What is a character?

Posted: July 8, 2011 in Writing
Tags: ,

This is a question that I believe most people believe they know the answer to. I also believe that fewer people know what it takes to truly create one. Now remember, I say all this as a relatively new author (five years of dedicating to writing at this point).

I spent some time doing a few things so far this week. One of them is keeping on task with my challenge (A Round of Words in 80 Days). That is going swimmingly. I am almost a day ahead of pace, which I am sure will get eaten up once the summer is over. Another thing that I have done is spend time with my boy. He is a great kid, and a true inspiration to me, as he always tries his hardest at everything, even when it is hard for him. The final thing is that I have been doing a fair amount of reading.

I just finished the first book in a science fiction trilogy by Dan Abnett called Xenos. It is the story of a man who is an Inquisitor, and how he goes from operating one way early in his career to employing the very entities that he is trying to fight at  the end of the series (at least that is what the back cover copy says :).  Anyway, here is my point. The inquisitor’s name is Eisenhorn, and as a character he is about as real as it gets. There is a depth to this character that makes me want to come up for air.
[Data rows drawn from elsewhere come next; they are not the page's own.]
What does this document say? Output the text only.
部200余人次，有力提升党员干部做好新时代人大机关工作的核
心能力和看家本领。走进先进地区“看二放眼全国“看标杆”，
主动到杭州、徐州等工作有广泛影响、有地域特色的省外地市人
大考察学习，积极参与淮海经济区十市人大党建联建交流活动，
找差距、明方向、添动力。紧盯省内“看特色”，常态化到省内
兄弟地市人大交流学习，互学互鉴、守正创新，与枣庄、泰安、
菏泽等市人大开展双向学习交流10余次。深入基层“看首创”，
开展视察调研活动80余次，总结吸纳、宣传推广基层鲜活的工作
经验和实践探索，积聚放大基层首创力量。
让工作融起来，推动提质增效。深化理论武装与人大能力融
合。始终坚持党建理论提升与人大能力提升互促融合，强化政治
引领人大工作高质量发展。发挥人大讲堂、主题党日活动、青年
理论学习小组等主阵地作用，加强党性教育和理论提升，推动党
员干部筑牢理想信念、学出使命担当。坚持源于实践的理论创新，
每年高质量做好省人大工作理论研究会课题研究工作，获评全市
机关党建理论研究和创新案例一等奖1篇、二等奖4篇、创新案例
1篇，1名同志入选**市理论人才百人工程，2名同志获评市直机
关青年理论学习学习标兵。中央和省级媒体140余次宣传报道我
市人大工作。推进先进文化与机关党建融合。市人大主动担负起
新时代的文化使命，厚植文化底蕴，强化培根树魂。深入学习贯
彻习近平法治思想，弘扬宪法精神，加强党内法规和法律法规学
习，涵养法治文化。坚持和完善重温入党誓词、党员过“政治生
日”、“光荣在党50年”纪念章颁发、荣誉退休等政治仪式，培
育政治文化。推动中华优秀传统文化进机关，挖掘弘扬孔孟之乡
So, this got me to thinking. What is it that Dan Abnett does that makes Eisenhorn so rich? Then I hit on it. Conflict. That is the ultimate answer (I know, there are no ultimate answers in writing, but keep reading and you may change your mind. You will at least see why I say what I say). Eisenhorn is a real, tangible, deep, and meaningful character because of the conflict that he faces on just about every single page of the book(s). There is never a moment where he is just sitting around daydreaming and smelling flowers.
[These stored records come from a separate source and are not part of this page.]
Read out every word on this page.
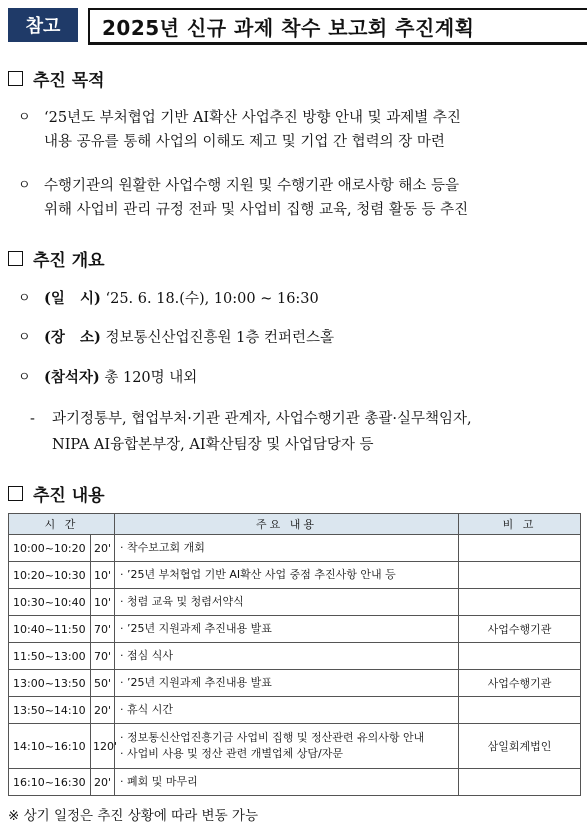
참고	2025년 신규 과제 착수 보고회 추진계획
추진 목적
ㅇ ‘25년도 부처협업 기반 AI확산 사업추진 방향 안내 및 과제별 추진
내용 공유를 통해 사업의 이해도 제고 및 기업 간 협력의 장 마련
ㅇ 수행기관의 원활한 사업수행 지원 및 수행기관 애로사항 해소 등을
위해 사업비 관리 규정 전파 및 사업비 집행 교육, 청렴 활동 등 추진
추진 개요
ㅇ (일   시) ‘25. 6. 18.(수), 10:00 ~ 16:30
ㅇ (장   소) 정보통신산업진흥원 1층 컨퍼런스홀
ㅇ (참석자) 총 120명 내외
- 과기정통부, 협업부처·기관 관계자, 사업수행기관 총괄·실무책임자,
NIPA AI융합본부장, AI확산팀장 및 사업담당자 등
추진 내용
시 간		주요 내용	비 고
10:00~10:20	20'	· 착수보고회 개회	

10:20~10:30	10'	· ’25년 부처협업 기반 AI확산 사업 중점 추진사항 안내 등	

10:30~10:40	10'	· 청렴 교육 및 청렴서약식	

10:40~11:50	70'	· ’25년 지원과제 추진내용 발표	사업수행기관
11:50~13:00	70'	· 점심 식사	

13:00~13:50	50'	· ’25년 지원과제 추진내용 발표	사업수행기관
13:50~14:10	20'	· 휴식 시간	

14:10~16:10	120'	· 정보통신산업진흥기금 사업비 집행 및 정산관련 유의사항 안내
· 사업비 사용 및 정산 관련 개별업체 상담/자문	삼일회계법인
16:10~16:30	20'	· 폐회 및 마무리	

※ 상기 일정은 추진 상황에 따라 변동 가능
Don’t get me wrong here. There isn’t just intense gun fight action all the time. That would not help in characterization all that much except to say the character likes to shoot alot. There are many quieter moments, but even these moments have Eisenhorn wondering, thinking, worrying. Who can be trusted? Why did the cult act the way they did?Why was one member abandoned without warning? Why were his own people interfering with what he was trying to achieve? Why is that guy shooting at him? Okay, so there is a fair amount of gunplay, but in this future there is pretty much only war, so there is no surprise at that.

This conflict that Eisenhorn goes through shows a lot about him. It shows how he goes about solving a problem. In seeing how he aids members of his part, we see his caring side. He often, in a gunfight, tries to see if there is a way to get a prisoner. After all, how else is he going to get the information he needs. He isn’t bloodthirsty at all. Throughout the book I get to see how he stacks up against the bad guys and his fellow good guys.

All of these morsels of characterization would not be possible without conflict. Think about it. How many of your character flaws and strengths show when you are sitting on your couch, eating cold pizza and watching ‘Glee’ (You all know you do it, don’t lie). Not many at all. When in a truly relaxed state we don’t need to show our character traits. It is conflict that makes us, and it is conflict that will make our characters as well.

Well, I am going to go off to bed before I create a conflict with my wife. The couch isn’t all that comfortable.